In the 2016 general elections, Samuel Abu Jinapor, played a major political advocacy role for the New Patriotic Party (NPP) and candidate, Akufo-Addo. He was seen and heard on major media and campaign platforms across the country, taking on the incumbent, John Dramani Mahama's government.

In 2017, President Akufo-Addo appointed him as Deputy Chief of Staff in charge of Operations at the Office of the President.

As Deputy Chief of Staff, he assisted the Chief of Staff, Frema Osei Opare in mobilizing government machinery to support the execution of the President's agenda for the country. Having worked, closely, in various capacities with President Akufo-Addo, both in opposition and government, Mr. Jinapor has gained considerable experience in the workings of government.
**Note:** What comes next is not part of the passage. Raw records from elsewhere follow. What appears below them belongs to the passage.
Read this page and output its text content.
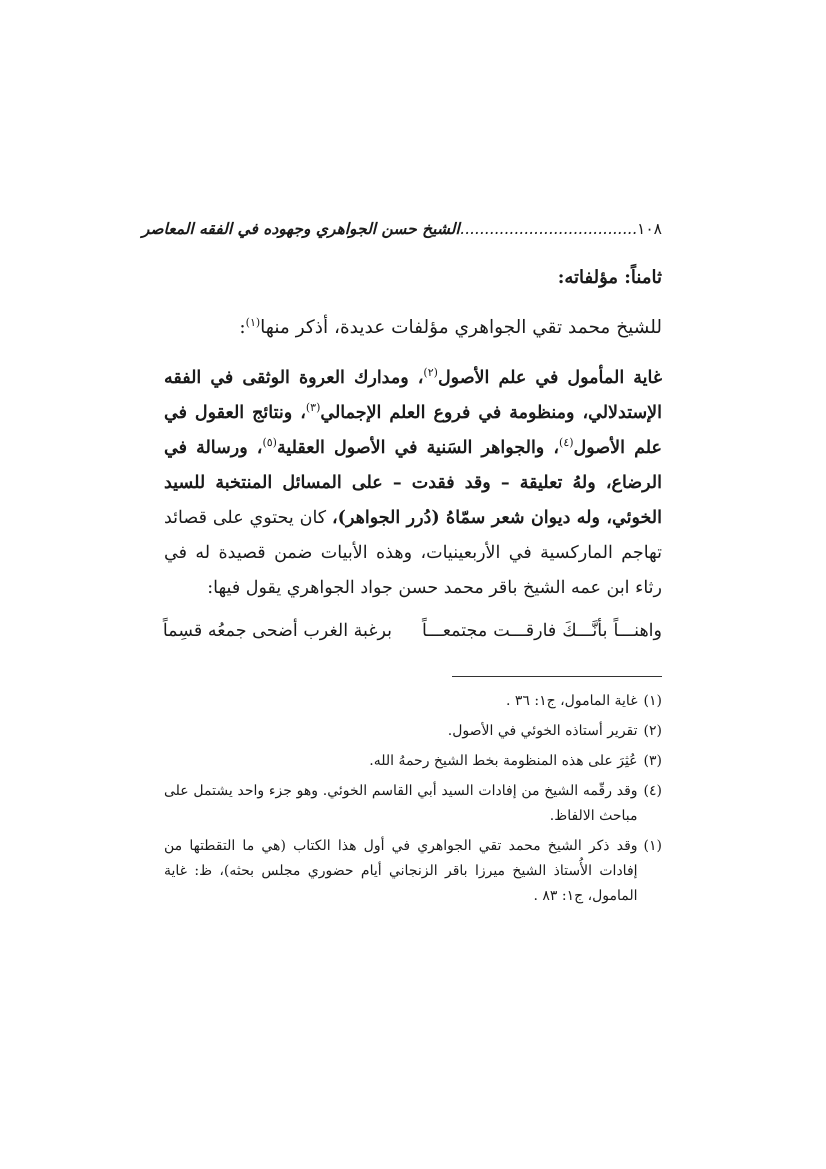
١٠٨
....................................
الشيخ حسن الجواهري وجهوده في الفقه المعاصر
ثامناً: مؤلفاته:
للشيخ محمد تقي الجواهري مؤلفات عديدة، أذكر منها$^{(١)}$:
غاية المأمول في علم الأصول$^{(٢)}$، ومدارك العروة الوثقى في الفقه الإستدلالي، ومنظومة في فروع العلم الإجمالي$^{(٣)}$، ونتائج العقول في علم الأصول$^{(٤)}$، والجواهر السَنية في الأصول العقلية$^{(٥)}$، ورسالة في الرضاع، ولهُ تعليقة – وقد فقدت – على المسائل المنتخبة للسيد الخوئي، وله ديوان شعر سمّاهُ (دُرر الجواهر)، كان يحتوي على قصائد تهاجم الماركسية في الأربعينيات، وهذه الأبيات ضمن قصيدة له في رثاء ابن عمه الشيخ باقر محمد حسن جواد الجواهري يقول فيها:
واهنـــاً بأنَّـــكَ فارقـــت مجتمعـــاً
برغبة الغرب أضحى جمعُه قسِماً
(١)
غاية المامول، ج١: ٣٦ .
(٢)
تقرير أستاذه الخوئي في الأصول.
(٣)
عُثِرَ على هذه المنظومة بخط الشيخ رحمهُ الله.
(٤)
وقد رقّمه الشيخ من إفادات السيد أبي القاسم الخوئي. وهو جزء واحد يشتمل على مباحث الالفاظ.
(١)
وقد ذكر الشيخ محمد تقي الجواهري في أول هذا الكتاب (هي ما التقطتها من إفادات الأُستاذ الشيخ ميرزا باقر الزنجاني أيام حضوري مجلس بحثه)، ظ: غاية المامول، ج١: ٨٣ .
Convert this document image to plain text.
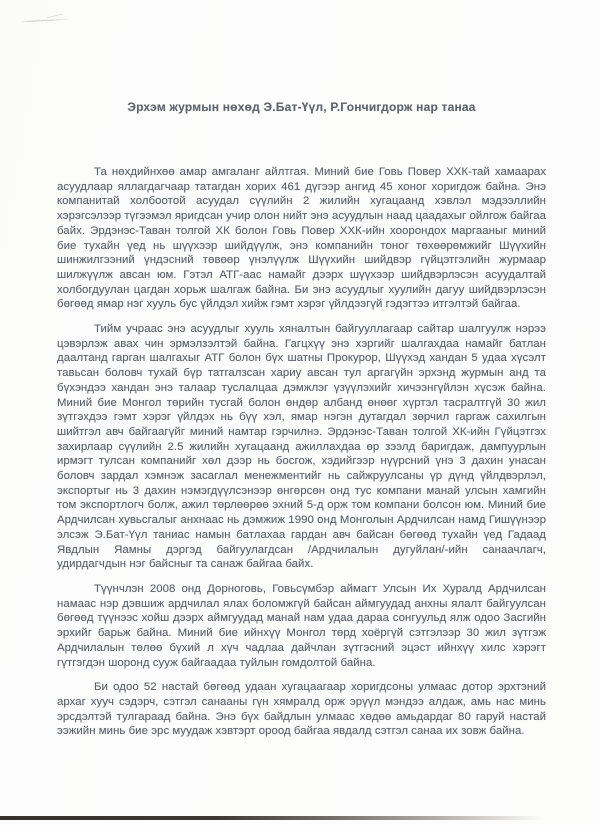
Эрхэм журмын нөхөд Э.Бат-Үүл, Р.Гончигдорж нар танаа

Та нөхдийнхөө амар амгаланг айлтгая. Миний бие Говь Повер ХХК-тай хамаарах асуудлаар яллагдагчаар татагдан хорих 461 дүгээр ангид 45 хоног хоригдож байна. Энэ компанитай холбоотой асуудал сүүлийн 2 жилийн хугацаанд хэвлэл мэдээллийн хэрэгсэлээр түгээмэл яригдсан учир олон нийт энэ асуудлын наад цаадахыг ойлгож байгаа байх. Эрдэнэс-Таван толгой ХК болон Говь Повер ХХК-ийн хоорондох маргааныг миний бие тухайн үед нь шүүхээр шийдүүлж, энэ компанийн тоног төхөөрөмжийг Шүүхийн шинжилгээний үндэсний төвөөр үнэлүүлж Шүүхийн шийдвэр гүйцэтгэлийн журмаар шилжүүлж авсан юм. Гэтэл АТГ-аас намайг дээрх шүүхээр шийдвэрлэсэн асуудалтай холбогдуулан цагдан хорьж шалгаж байна. Би энэ асуудлыг хуулийн дагуу шийдвэрлэсэн бөгөөд ямар нэг хууль бус үйлдэл хийж гэмт хэрэг үйлдээгүй гэдэгтээ итгэлтэй байгаа.

Тийм учраас энэ асуудлыг хууль хяналтын байгууллагаар сайтар шалгуулж нэрээ цэвэрлэж авах чин эрмэлзэлтэй байна. Гагцхүү энэ хэргийг шалгахдаа намайг батлан даалтанд гарган шалгахыг АТГ болон бүх шатны Прокурор, Шүүхэд хандан 5 удаа хүсэлт тавьсан боловч тухай бүр татгалзсан хариу авсан тул аргагүйн эрхэнд журмын анд та бүхэндээ хандан энэ талаар туслалцаа дэмжлэг үзүүлэхийг хичээнгүйлэн хүсэж байна. Миний бие Монгол төрийн тусгай болон өндөр албанд өнөөг хүртэл тасралтгүй 30 жил зүтгэхдээ гэмт хэрэг үйлдэх нь бүү хэл, ямар нэгэн дутагдал зөрчил гаргаж сахилгын шийтгэл авч байгаагүйг миний намтар гэрчилнэ. Эрдэнэс-Таван толгой ХК-ийн Гүйцэтгэх захирлаар сүүлийн 2.5 жилийн хугацаанд ажиллахдаа өр зээлд баригдаж, дампуурлын ирмэгт тулсан компанийг хөл дээр нь босгож, хэдийгээр нүүрсний үнэ 3 дахин унасан боловч зардал хэмнэж засаглал менежментийг нь сайжруулсаны үр дүнд үйлдвэрлэл, экспортыг нь 3 дахин нэмэгдүүлсэнээр өнгөрсөн онд тус компани манай улсын хамгийн том экспортлогч болж, ажил төрлөөрөө эхний 5-д орж том компани болсон юм. Миний бие Ардчилсан хувьсгалыг анхнаас нь дэмжиж 1990 онд Монголын Ардчилсан намд Гишүүнээр элсэж Э.Бат-Үүл таниас намын батлахаа гардан авч байсан бөгөөд тухайн үед Гадаад Явдлын Яамны дэргэд байгуулагдсан /Ардчилалын дугуйлан/-ийн санаачлагч, удирдагчдын нэг байсныг та санаж байгаа байх.

Түүнчлэн 2008 онд Дорноговь, Говьсүмбэр аймагт Улсын Их Хуралд Ардчилсан намаас нэр дэвшиж ардчилал ялах боломжгүй байсан аймгуудад анхны ялалт байгуулсан бөгөөд түүнээс хойш дээрх аймгуудад манай нам удаа дараа сонгуульд ялж одоо Засгийн эрхийг барьж байна. Миний бие ийнхүү Монгол төрд хоёргүй сэтгэлээр 30 жил зүтгэж Ардчилалын төлөө бүхий л хүч чадлаа дайчлан зүтгэсний эцэст ийнхүү хилс хэрэгт гүтгэгдэн шоронд сууж байгаадаа туйлын гомдолтой байна.

Би одоо 52 настай бөгөөд удаан хугацаагаар хоригдсоны улмаас дотор эрхтэний архаг хууч сэдэрч, сэтгэл санааны гүн хямралд орж эрүүл мэндээ алдаж, амь нас минь эрсдэлтэй тулгараад байна. Энэ бүх байдлын улмаас хөдөө амьдардаг 80 гаруй настай ээжийн минь бие эрс муудаж хэвтэрт ороод байгаа явдалд сэтгэл санаа их зовж байна.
In 2020, whilst still performing his demanding task as Deputy Chief of Staff, he contested the parliamentary seat of Damongo, the maternal hometown of former President John Dramani Mahama, the 2020 Presidential Candidate of the National Democratic Congress (NDC), and won that highly competitive election with a significant margin of victory.

For the results, he won with 15,989 votes, representing 54.1% of the total votes cast whilst the NDC parliamentary candidate Adam Mutawakilu had 13,279 votes making 44.9% of the total votes cast, the independent parliamentary candidate David Tiki Dange had 296 votes making 1.0% of the total votes cast.

| SAMUEL A. JINAPOR Winner | NPP | 15,989 | 54.1% | — |
| ADAM MUTAWAKILU | NDC | 13,279 | 44.9 |  | — |
| DAVID TIKI DANGE | IND | 296 | 1.0 |  | — |

Former President Akufo-Addo nominated him as the Minister responsible for Lands and Natural Resources in his second term government. He also served as the caretaker minister for Trade and Industry from January 2023 to April, 2023. As many pundits have attested, he has, thus far, held and executed his ministerial duties with competence, courage and integrity.

He was appointed as co-chair of the Forests and Climate Leaders’ Partnership in 2022, along with Secretary John Kerry, the United States Special Presidential Envoy for Climate.

In July 2024, he was appointed the Oversight Minister for Energy by President Akufo-Addo following the resignation of Dr. Mathew Opoku-Prempeh, following his nomination as Vice Presidential Candidate for the ruling New Patriotic Party.

He is currently the Member of Parliament for the Damongo Constituency in the Savannah Region of Ghana and the Ranking Member for the Parliamentary Select Committee on Foreign Affairs.

== Xenophobia Brouhaha ==
Amidst the xenophobic attacks in South Africa, the South Africa president, Cyril Ramaphosa intended visit Ghana, however this has sparked widespread arguments on the media. Follow this, Ghana, declined the visit which further erupted comments by a lot of Ghanaians.

The Damongo member of parliament, Honorable Samuel Abu Jinapor caution the government, saying "A lot has happened within the past 24 hours, in relation to foreign affairs, particularly Ghana’s bilateral relations with South Africa. He further added that "for me to also be quick in pointing out that all foreign relations, plus one, to Article 73 of our national constitution, must be in accord or must promote Ghana’s national interest.”

== Personal life ==
He is happily married to Mrs. Naada D. B. Jinapor, a Lawyer and head of the Corporate Law Department of the Social Security and National Insurance Trust (SSNIT) of Ghana and their marriage is blessed with four (4) daughters and a son.